Melvin Van Peebles had set the tone with “Sweet Sweetback’s Baadasssss Song,” his independently made 1971 box-office hit about a performer in a sex show turned revolutionary. Gordon Parks’s “Shaft,” less transgressive but still wildly popular, appeared the same year.
By the late 1970s, the blaxploitation category had fizzled out. A decade later, young cinephiles and hip-hop artists would devour VHS tapes of “The Mack” and other gems from that era — a trove of movies with powerful Black imagery that also included “Super Fly” and “Black Caesar.”
“Because of Hollywood’s racism,” Dr. Boyd said, “at the time there was just not that much else. And the tale of an underworld figure like Goldie, working outside the system, was enormously appealing to the young rising stars of a new musical genre, gangsta rap.”

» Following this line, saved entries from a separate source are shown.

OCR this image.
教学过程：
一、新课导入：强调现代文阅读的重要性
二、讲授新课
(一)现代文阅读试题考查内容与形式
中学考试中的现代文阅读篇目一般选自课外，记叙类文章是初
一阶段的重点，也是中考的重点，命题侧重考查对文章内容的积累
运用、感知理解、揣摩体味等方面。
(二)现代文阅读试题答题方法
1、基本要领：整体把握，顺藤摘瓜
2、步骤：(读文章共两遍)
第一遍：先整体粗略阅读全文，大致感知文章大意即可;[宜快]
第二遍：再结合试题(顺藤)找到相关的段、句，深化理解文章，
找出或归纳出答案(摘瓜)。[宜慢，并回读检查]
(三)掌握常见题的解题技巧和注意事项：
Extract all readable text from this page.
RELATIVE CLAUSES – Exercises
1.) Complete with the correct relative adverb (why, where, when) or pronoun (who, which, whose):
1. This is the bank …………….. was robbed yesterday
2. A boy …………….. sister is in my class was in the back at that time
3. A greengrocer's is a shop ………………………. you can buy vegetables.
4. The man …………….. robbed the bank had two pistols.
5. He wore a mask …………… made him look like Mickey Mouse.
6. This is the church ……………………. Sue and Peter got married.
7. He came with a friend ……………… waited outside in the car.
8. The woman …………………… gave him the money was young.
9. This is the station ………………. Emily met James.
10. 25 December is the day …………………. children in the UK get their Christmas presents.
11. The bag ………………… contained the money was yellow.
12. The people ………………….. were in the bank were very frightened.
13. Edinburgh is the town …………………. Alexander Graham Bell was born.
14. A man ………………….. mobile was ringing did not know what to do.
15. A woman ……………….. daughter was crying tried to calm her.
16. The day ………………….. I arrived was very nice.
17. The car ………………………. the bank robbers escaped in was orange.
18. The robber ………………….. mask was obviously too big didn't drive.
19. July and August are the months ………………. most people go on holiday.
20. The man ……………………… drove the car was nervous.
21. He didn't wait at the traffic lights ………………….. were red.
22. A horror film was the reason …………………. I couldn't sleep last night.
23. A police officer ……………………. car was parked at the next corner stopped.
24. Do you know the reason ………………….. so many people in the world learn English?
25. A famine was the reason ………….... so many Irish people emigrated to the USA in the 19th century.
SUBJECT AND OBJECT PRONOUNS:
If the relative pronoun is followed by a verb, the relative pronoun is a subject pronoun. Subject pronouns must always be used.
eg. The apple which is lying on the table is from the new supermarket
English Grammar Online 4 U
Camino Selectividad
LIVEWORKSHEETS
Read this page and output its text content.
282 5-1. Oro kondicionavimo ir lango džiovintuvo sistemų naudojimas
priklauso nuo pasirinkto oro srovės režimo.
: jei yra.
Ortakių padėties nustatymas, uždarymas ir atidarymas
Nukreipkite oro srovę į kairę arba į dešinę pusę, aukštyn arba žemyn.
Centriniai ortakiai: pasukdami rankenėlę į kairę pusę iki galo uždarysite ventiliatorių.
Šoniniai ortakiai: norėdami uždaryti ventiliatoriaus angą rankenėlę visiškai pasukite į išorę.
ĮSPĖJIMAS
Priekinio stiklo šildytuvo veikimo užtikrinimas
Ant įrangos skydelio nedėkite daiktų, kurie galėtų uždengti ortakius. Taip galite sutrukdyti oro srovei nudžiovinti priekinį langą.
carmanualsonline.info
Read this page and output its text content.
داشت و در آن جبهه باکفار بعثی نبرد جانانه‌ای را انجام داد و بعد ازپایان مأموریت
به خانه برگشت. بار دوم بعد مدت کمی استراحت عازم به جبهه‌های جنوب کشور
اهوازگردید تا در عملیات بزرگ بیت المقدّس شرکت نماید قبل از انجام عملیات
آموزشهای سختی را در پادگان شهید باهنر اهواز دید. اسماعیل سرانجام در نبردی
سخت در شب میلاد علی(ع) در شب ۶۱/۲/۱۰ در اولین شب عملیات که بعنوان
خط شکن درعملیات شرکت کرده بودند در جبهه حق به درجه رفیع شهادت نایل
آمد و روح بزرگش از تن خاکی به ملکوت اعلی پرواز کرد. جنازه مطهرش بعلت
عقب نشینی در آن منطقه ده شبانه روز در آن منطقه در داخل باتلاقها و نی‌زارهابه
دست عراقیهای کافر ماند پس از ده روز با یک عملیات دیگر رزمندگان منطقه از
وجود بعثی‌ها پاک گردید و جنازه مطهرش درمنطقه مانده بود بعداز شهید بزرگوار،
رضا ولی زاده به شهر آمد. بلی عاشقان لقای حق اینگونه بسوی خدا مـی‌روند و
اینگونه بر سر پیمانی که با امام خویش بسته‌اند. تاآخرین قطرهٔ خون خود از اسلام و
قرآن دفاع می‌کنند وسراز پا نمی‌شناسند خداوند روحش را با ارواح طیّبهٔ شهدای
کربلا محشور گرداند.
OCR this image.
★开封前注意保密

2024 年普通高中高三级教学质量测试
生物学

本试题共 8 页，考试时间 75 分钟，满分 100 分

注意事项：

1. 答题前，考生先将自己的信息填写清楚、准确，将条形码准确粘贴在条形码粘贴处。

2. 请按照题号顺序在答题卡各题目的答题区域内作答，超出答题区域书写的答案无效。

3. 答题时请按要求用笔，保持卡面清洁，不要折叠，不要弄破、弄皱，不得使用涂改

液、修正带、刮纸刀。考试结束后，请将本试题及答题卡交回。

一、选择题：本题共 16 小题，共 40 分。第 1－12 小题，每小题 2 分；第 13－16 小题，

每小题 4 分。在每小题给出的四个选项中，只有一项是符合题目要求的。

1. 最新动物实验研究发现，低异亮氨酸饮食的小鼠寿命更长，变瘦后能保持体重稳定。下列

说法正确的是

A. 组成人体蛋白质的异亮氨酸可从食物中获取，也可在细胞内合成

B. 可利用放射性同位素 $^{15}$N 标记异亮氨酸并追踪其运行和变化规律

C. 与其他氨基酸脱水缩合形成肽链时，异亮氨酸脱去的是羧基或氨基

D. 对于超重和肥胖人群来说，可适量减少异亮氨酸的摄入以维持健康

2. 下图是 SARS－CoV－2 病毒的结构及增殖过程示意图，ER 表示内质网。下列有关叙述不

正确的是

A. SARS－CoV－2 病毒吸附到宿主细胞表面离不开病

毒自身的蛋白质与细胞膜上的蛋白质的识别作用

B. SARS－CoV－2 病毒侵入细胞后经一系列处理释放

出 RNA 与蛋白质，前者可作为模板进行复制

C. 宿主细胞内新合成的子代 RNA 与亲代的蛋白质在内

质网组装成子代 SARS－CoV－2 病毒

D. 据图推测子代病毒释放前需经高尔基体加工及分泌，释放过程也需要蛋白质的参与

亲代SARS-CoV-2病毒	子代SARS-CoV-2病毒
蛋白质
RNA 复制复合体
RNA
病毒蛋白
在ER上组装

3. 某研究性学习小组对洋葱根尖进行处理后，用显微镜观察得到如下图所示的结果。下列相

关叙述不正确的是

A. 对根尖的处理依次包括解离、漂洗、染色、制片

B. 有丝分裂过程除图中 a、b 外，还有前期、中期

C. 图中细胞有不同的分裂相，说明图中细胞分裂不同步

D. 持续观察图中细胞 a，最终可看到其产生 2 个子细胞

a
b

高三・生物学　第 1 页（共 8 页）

Mr. Julien worked as a screenwriter, too. “Cleopatra Jones” (1973), which he wrote, featured a different kind of hero, on the right side of the law. It starred the statuesque Tamara Dobson as a machine-gun-toting, martial-arts-swirling model and undercover agent on a mission to rid her community of drugs. (Shelley Winters played a drug lord named Mommy.)
He also wrote “Thomasine & Bushrod,” a lightly feminist western, released in 1974, and starred in it with Vonetta McGee, his girlfriend at the time. The film brings to mind a sweeter and goofier version of the 1967 movie “Bonnie & Clyde.” Mr. Julien said he was inspired by the exploits of a great-grandfather, a bank robber named Bushrod, to turn his family history into a love story.
Maxwell Julien Banks was born on July 12, 1933, in Washington. His father, Seldon Bushrod Banks, was an airline mechanic. His mother, Cora (Page) Banks, was a restaurant owner. She was murdered in her home in 1972, and Mr. Julien said that his grief over her death influenced his performance in “The Mack.”